Compensation amounts for the pain and suffering caused by claimants’ conditions range from $90,000 for a non-cancer condition up to $250,000 for cancer.

Can you qualify for the WTC Health Program but not the Victim Compensation Fund?

The majority of people who suffered adverse health effects after the 9/11 attacks would be well advised to register for both the WTCHP and the VCF.

Even those who have been fortunate enough so far to escape any adverse effects from the exposure to the toxic dust in and around Ground Zero should register for the WTCHP as soon as possible.

Responders and survivors of the 9/11 attacks may be eligible for the WTC Health Program but not the VCF if any of the following applies to their situation:

  • They are suffering from a mental health condition, such as depression or PTSD as a result of the 9/11 attacks.
  • During or immediately after the attacks, they were living, working or studying in the Brooklyn area, which is covered by the WTCHP but not the VCF (the exposure zone for the VCF includes all of lower Manhattan south of Canal Street only).

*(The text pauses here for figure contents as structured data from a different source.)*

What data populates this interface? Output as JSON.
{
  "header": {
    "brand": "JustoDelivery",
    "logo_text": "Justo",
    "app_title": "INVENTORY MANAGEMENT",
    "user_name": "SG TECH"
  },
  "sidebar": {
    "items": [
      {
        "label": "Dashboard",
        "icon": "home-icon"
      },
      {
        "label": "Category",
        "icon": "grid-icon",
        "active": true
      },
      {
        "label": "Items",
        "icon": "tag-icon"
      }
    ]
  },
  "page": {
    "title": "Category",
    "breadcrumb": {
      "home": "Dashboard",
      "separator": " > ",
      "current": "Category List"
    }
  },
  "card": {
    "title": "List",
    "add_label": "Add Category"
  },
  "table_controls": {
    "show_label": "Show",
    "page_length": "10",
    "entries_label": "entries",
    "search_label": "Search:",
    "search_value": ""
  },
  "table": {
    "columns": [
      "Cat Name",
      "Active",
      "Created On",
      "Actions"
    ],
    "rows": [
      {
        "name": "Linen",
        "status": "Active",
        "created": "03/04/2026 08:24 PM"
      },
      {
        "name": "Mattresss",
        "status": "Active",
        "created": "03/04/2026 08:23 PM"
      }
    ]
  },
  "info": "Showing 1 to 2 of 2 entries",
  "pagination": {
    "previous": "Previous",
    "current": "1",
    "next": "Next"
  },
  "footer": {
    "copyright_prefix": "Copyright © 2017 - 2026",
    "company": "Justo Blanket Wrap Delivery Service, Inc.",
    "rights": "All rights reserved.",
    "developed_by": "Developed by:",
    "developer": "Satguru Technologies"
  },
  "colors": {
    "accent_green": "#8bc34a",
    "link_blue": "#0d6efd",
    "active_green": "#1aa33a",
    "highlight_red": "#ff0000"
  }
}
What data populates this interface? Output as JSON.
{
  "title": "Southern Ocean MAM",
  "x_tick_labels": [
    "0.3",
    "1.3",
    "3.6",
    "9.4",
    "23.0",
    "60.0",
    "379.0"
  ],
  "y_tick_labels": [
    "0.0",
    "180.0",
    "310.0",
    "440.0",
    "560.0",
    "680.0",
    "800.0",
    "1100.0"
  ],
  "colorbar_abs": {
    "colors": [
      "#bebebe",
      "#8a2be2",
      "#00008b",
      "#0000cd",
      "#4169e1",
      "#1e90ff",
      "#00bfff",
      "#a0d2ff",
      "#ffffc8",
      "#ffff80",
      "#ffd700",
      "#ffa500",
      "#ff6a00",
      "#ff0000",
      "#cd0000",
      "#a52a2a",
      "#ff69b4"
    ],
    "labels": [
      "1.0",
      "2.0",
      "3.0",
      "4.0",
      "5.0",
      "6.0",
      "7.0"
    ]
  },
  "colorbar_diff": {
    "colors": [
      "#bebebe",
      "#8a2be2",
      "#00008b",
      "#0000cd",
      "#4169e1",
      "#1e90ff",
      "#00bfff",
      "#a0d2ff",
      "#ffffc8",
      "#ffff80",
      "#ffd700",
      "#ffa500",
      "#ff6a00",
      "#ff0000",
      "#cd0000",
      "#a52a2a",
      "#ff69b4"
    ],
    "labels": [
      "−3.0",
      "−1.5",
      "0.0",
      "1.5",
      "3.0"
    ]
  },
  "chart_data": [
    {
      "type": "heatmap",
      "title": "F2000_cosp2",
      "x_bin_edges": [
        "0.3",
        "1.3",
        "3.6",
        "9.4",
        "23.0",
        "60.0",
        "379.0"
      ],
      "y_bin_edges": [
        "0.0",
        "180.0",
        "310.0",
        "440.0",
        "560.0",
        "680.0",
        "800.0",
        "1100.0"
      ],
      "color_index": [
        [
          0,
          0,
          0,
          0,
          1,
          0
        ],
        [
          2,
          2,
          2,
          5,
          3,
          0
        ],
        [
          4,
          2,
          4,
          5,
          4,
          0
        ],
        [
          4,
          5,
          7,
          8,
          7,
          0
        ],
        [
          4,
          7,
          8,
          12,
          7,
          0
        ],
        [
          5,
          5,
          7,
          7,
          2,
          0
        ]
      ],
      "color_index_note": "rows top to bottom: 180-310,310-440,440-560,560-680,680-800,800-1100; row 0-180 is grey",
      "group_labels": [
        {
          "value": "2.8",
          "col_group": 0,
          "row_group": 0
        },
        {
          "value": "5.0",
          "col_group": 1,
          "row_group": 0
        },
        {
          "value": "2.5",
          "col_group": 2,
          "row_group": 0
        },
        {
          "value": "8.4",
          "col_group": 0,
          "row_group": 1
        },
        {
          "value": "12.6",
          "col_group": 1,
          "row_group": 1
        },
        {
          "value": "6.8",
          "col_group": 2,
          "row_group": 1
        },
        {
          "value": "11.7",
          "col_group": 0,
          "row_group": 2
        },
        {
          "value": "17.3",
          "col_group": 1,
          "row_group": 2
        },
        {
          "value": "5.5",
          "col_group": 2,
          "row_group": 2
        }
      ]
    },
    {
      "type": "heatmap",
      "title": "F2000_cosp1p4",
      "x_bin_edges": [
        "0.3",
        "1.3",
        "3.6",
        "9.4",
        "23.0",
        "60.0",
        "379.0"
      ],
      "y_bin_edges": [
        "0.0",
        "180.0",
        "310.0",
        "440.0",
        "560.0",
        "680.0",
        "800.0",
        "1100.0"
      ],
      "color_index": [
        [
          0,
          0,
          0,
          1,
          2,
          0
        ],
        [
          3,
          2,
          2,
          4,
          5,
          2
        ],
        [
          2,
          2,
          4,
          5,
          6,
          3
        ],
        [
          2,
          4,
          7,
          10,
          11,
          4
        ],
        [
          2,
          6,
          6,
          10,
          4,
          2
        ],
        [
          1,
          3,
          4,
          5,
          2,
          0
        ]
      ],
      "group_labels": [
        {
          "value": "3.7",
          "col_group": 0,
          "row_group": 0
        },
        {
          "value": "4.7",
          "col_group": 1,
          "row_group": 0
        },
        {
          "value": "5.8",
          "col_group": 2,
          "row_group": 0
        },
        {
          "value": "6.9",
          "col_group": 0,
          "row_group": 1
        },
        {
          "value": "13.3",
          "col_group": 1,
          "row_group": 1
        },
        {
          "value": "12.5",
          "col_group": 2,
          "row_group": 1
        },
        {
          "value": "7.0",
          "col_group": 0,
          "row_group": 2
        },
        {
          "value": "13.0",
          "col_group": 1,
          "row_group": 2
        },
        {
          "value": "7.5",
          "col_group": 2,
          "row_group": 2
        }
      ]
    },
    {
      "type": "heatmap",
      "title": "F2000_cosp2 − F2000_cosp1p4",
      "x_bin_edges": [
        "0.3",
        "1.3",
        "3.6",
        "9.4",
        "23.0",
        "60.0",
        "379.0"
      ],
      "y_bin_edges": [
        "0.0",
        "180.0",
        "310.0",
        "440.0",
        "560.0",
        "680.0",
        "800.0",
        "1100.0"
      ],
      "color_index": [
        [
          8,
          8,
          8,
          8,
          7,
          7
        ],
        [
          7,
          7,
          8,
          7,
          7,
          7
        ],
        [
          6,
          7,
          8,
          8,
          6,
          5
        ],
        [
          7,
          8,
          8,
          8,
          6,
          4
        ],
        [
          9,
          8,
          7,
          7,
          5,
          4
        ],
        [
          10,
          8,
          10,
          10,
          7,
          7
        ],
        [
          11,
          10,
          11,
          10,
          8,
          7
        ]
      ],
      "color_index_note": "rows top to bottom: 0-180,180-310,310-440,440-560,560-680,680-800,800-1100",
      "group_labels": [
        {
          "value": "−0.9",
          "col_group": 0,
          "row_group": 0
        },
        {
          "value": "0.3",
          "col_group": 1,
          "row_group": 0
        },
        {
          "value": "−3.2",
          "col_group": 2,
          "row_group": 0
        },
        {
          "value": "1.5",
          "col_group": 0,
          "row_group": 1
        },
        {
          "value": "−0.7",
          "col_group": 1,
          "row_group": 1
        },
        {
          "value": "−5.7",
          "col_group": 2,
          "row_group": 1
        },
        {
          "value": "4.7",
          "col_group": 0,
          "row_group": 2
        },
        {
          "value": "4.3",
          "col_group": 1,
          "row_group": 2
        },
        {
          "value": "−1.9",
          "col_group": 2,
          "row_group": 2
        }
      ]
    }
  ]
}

Overall, the eligibility requirements for the WTCHP are more relaxed than those for the VCF. Everyone who volunteered or was living, working or studying in lower Manhattan south of Houston Street (including Brooklyn Heights) should register for the WTC Health Program.

Note that both programs will now run until October 1, 2090, ensuring that almost all survivors, including young babies, will be covered for the entirety of their lives.